For multi-instance queue managers on other supported platforms, the storage must be accessed by a network file system protocol which is Posix-compliant and supports lease-based locking. Network File System 4 satisfies this requirement. Older file systems, such as Network File System Version 3, which do not have a reliable mechanism to release locks after a failure, must not be used with multi-instance queue managers.

Checks on whether the shared file system meets the requirements

You must check whether the shared file system you plan to use meets these requirements. You must also check whether the file system is correctly configured for reliability. Shared file systems sometimes provide configuration options to improve performance at the expense of reliability.

For further information, see Testing statement for IBM MQ multi-instance queue manager file systems.

Under normal circumstances IBM MQ operates correctly with attribute caching and it is not necessary to disable caching, for example by setting NOAC on an NFS mount. Attribute caching can cause issues when multiple file system clients are contending for write access to the same file on the file system server, as the cached attributes used by each client might not be the same as those attributes on the server. An example of files accessed in this way are queue manager error logs for a multi-instance queue manager. The queue manager error logs might be written to by both an active and a standby queue manager instance and cached file attributes might cause the error logs to grow larger than expected, before rollover of the files occurs.

To help to check the file system, run the task Verifying shared file system behavior. This task checks if your shared file system meets requirements 2 and 3. You need to verify requirement 1 in your shared file system documentation, or by experimenting with logging data to the disk.

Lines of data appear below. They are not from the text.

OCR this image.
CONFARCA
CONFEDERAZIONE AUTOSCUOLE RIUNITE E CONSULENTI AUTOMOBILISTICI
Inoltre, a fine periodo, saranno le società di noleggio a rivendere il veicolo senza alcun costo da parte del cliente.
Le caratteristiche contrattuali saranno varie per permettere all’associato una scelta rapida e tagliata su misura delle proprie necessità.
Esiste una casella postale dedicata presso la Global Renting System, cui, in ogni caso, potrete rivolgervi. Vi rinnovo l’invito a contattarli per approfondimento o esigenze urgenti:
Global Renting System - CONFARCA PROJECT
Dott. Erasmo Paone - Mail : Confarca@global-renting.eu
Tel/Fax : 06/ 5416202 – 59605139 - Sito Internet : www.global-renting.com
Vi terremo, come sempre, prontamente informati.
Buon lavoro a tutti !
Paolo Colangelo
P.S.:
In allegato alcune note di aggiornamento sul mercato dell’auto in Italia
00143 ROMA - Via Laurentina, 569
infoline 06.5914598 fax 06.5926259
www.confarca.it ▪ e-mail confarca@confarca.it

Disk faults can cause errors when writing to disk, which IBM MQ reports as First Failure Data Capture errors. You can run the file system checker for your operating system to check the shared file system for any disk faults. For example:
  • [AIX][Linux]On AIX and Linux the file system checker is called fsck.
  • [Windows]On Windows platforms the file system checker is called CHKDSK, or SCANDISK.

NFS server security

Note: You should put only queue manager data on a Network File System (NFS) server. On the NFS server, use the following three options with the mount command to make the system secure:
noexec
By using this option, you stop binary files from being run on the NFS, which prevents a remote user from running unwanted code on the system.
nosuid
By using this option, you prevent the use of the set-user-identifier and set-group-identifier bits, which prevents a remote user from gaining higher privileges.
nodev
By using this option, you stop character and block special devices from being used or defined, which prevents a remote user from getting out of a chroot jail.